If it involves "dispensing with services" due to "voluntary abandonment of service," there are two ways to handle it:

1) It can be issued by the Disciplinary Authority as specified in the company's certified standing orders, Discipline, Conduct & Appeal Rules, or any other relevant rules.
2) It can be issued by HR after obtaining approval from the Disciplinary Authority and wording the letter appropriately to indicate that it is being issued with the approval of the Disciplinary Authority.

To avoid any potential issues, whether in a Court of Law or otherwise, it is suggested that we opt for alternative (1) above.

DN Rao
dev.lakshmi
Dear Pavani2646,

Factories Act deals with Annual Leave only (EL). However, new employees who join in the middle of a calendar year cannot avail these leaves as there will be no credit in their account. They can only utilize them in the following year based on the accumulation in their account. Therefore, adhering to the principle of natural justice, companies also provide Casual Leave (CL) and Sick Leave (SL) in addition to Earned Leave (EL).

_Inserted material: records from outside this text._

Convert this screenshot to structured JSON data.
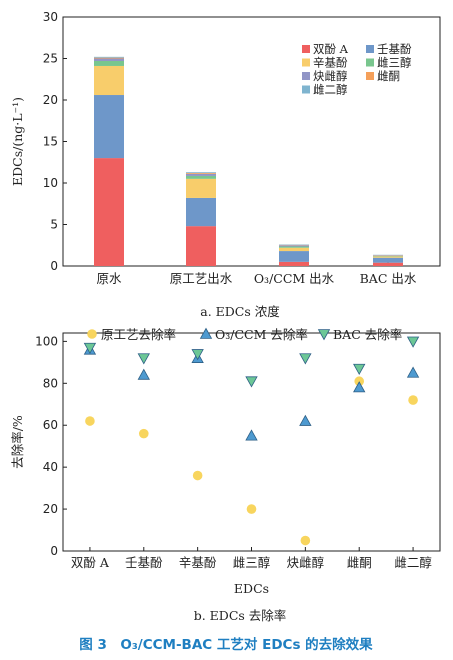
{
  "chart_data": [
    {
      "type": "bar",
      "stacked": true,
      "caption": "a. EDCs 浓度",
      "ylabel": "EDCs/(ng·L⁻¹)",
      "ylim": [
        0,
        30
      ],
      "yticks": [
        "0",
        "5",
        "10",
        "15",
        "20",
        "25",
        "30"
      ],
      "categories": [
        "原水",
        "原工艺出水",
        "O₃/CCM 出水",
        "BAC 出水"
      ],
      "series": [
        {
          "name": "双酚 A",
          "color": "#ef5f5f",
          "values": [
            13.0,
            4.8,
            0.5,
            0.4
          ]
        },
        {
          "name": "壬基酚",
          "color": "#6e97c9",
          "values": [
            7.6,
            3.4,
            1.3,
            0.6
          ]
        },
        {
          "name": "辛基酚",
          "color": "#f8cd6b",
          "values": [
            3.5,
            2.3,
            0.4,
            0.15
          ]
        },
        {
          "name": "雌三醇",
          "color": "#79c68e",
          "values": [
            0.6,
            0.35,
            0.15,
            0.05
          ]
        },
        {
          "name": "炔雌醇",
          "color": "#9195c6",
          "values": [
            0.3,
            0.25,
            0.15,
            0.05
          ]
        },
        {
          "name": "雌酮",
          "color": "#f5a05a",
          "values": [
            0.1,
            0.1,
            0.05,
            0.05
          ]
        },
        {
          "name": "雌二醇",
          "color": "#7fb4cf",
          "values": [
            0.1,
            0.1,
            0.05,
            0.05
          ]
        }
      ],
      "legend_position": "top-right"
    },
    {
      "type": "scatter",
      "caption": "b. EDCs 去除率",
      "xlabel": "EDCs",
      "ylabel": "去除率/%",
      "ylim": [
        0,
        100
      ],
      "yticks": [
        "0",
        "20",
        "40",
        "60",
        "80",
        "100"
      ],
      "categories": [
        "双酚 A",
        "壬基酚",
        "辛基酚",
        "雌三醇",
        "炔雌醇",
        "雌酮",
        "雌二醇"
      ],
      "series": [
        {
          "name": "原工艺去除率",
          "marker": "circle",
          "color": "#f8d55e",
          "values": [
            62,
            56,
            36,
            20,
            5,
            81,
            72
          ]
        },
        {
          "name": "O₃/CCM 去除率",
          "marker": "triangle-up",
          "color": "#4e9ad0",
          "values": [
            96,
            84,
            92,
            55,
            62,
            78,
            85
          ]
        },
        {
          "name": "BAC 去除率",
          "marker": "triangle-down",
          "color": "#6cc796",
          "values": [
            97,
            92,
            94,
            81,
            92,
            87,
            100
          ]
        }
      ],
      "legend_position": "top"
    }
  ],
  "figure_title": "图 3　O₃/CCM-BAC 工艺对 EDCs 的去除效果"
}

If your organization is governed by the Shops and Establishments Act, then there is a provision for Casual Leave (CL). Generally, leaves are granted based on company policies, except for annual leave with wages.

Thank you.
ban_swb
Dear Friends,

Are all employees in a factory entitled to overtime payment (double wages) if they stay after 8 hours in a day?

Regards,
Swarnali
vtbawkar
Please let me know if an employer denies giving CL/SL/EL facilities to their employees, what action should be required from the employee?
umakanthan53
As rightly pointed out by Mr. Dhingra, the standards of conditions of service prescribed by any Labour Law would be the minimum to ensure consistent retention of the productivity of workmen. So, if you are providing a concession not provided for in a particular statute, it in itself cannot be a valid reason for its withdrawal. With the passage of time, it has assumed the status of a conventional concession or a customary right of the workmen, which cannot be changed prejudicially without complying with the provisions of Section 9A of the Industrial Disputes Act, 1947.

Psychologically, there is an atavistic urge in man to despise work. But he is compelled to work for the sake of his subsistence. When his work becomes highly organized and systematic, his hatred for work also becomes more pronounced and results in lesser productivity or absenteeism. So, the Law sets the minimum standards of working hours and leave provisions depending upon the nature of work and the exigencies associated with it.

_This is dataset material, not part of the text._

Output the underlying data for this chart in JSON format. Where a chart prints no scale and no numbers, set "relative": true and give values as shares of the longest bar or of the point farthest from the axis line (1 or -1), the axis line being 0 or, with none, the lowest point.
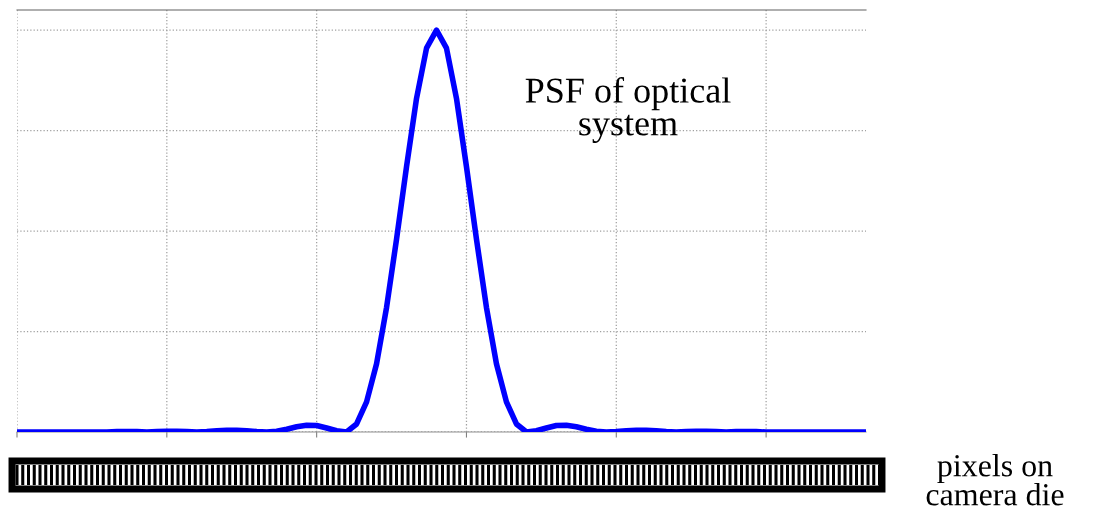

Someone else raised a question about the necessity of various leave concessions for gold-collar employees. Of the major factors of production, men are the most sensitive and volatile and hence the most unpredictable, for their activities, irrespective of their employment status, extend to larger spheres of family and society beyond the sphere of work. It is, therefore, quite natural that whether an employed person is a General Manager or an ordinary workman, he cannot be indifferent to his family obligations and social responsibilities. Hence, leave becomes an inevitable and important condition of service. However, it cannot be a matter of right so as to meddle with the flow of work of the organization. That's why the prerogative of prior sanction is vested with the employer.

Hope all your doubts are cleared now!